When Painter first stumbled upon Gold’s photos in 2008, she was already trying to find ways to incorporate material from the Brooklyn Historical Society’s holdings into her own work. Gold, who was born in Bay Ridge in the 1930s, documented the sincerity of everyday life — musicians in the street, kids at the beach, women in the streets, couples in embrace — in diverse Brooklyn neighborhoods.
Painter said she found Gold’s photographic eye to be filled with earnestness and even innocence. Those qualities, and the racial diversity of the subjects in Gold’s work, drew her in immediately.
“Her work isn’t ironic or cynical in the way of much contemporary art, but it also isn’t sappy,” she said.
Painter has not just recreated Gold’s images — she has transformed many of them in distinct ways of her own. For instance, all Gold’s photos are in black and white, while Painter often invents non-naturalistic colors for her pieces, she said.

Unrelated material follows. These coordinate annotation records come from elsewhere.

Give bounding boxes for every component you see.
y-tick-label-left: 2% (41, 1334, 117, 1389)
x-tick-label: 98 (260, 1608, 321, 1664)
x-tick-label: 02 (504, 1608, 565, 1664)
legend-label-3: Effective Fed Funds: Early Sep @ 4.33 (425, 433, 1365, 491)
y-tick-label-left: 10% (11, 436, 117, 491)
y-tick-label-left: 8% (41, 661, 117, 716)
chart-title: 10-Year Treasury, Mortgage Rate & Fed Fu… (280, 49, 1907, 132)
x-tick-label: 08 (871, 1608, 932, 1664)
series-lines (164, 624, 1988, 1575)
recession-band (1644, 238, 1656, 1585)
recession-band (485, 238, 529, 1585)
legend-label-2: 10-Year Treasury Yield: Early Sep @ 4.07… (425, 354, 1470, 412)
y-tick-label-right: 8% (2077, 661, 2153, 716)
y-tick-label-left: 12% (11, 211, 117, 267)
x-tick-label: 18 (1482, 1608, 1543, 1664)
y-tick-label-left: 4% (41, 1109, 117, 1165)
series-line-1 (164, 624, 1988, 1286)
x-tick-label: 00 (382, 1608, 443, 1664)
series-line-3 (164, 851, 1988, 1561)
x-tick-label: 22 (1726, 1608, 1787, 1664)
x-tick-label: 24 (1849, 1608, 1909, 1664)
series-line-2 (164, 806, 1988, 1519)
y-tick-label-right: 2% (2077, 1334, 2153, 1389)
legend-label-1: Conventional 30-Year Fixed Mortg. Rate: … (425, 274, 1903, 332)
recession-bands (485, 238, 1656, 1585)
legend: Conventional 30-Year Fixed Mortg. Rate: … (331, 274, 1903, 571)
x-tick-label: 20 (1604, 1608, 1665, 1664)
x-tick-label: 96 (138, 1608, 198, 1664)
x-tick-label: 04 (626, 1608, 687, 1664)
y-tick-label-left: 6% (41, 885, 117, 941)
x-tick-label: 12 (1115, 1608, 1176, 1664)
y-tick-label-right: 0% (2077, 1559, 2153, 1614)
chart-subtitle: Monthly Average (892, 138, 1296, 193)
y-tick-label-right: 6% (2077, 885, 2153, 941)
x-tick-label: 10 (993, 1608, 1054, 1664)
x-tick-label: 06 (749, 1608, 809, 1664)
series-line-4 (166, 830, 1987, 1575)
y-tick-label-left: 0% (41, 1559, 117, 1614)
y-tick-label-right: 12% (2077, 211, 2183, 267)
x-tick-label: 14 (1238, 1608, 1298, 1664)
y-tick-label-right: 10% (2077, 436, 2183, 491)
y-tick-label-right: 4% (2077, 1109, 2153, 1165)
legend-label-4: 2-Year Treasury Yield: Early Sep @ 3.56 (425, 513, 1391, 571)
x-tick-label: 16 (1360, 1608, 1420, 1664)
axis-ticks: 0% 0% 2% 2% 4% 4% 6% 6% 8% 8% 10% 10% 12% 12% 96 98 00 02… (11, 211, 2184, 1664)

“I compose my compositions digitally, so they are flat and read like collages,” said Painter. “Her photos are representational, with depth and volume and perspective. Our uses of space are very different.”
And although Painter continues to document Brooklyn in her art, the artist — who lives in Newark, New Jersey — said she is disconnected from the actual borough, because her Brooklyn resides in Lucille’s photographs — old Brooklyn.
May said the collaborative exhibition highlights how inspirational and influential the borough-bred works in the library’s collection can be.
“I have strived to build and expose a dynamic photography collection by which we can see a diverse perspective of our many versions of Brooklyn and foster more relationships like that of Nell and Lucille’s,” said May.
“She Said, She Said: Art and Inspiration in the Work of Nell Painter and Lucille Fornasieri Gold” at Brooklyn Historical Society (128 Pierrepont St. between Clinton and Henry streets in Brooklyn Heights, www.brooklynhistory.org) June 26 2014–Feb. 2015. Free.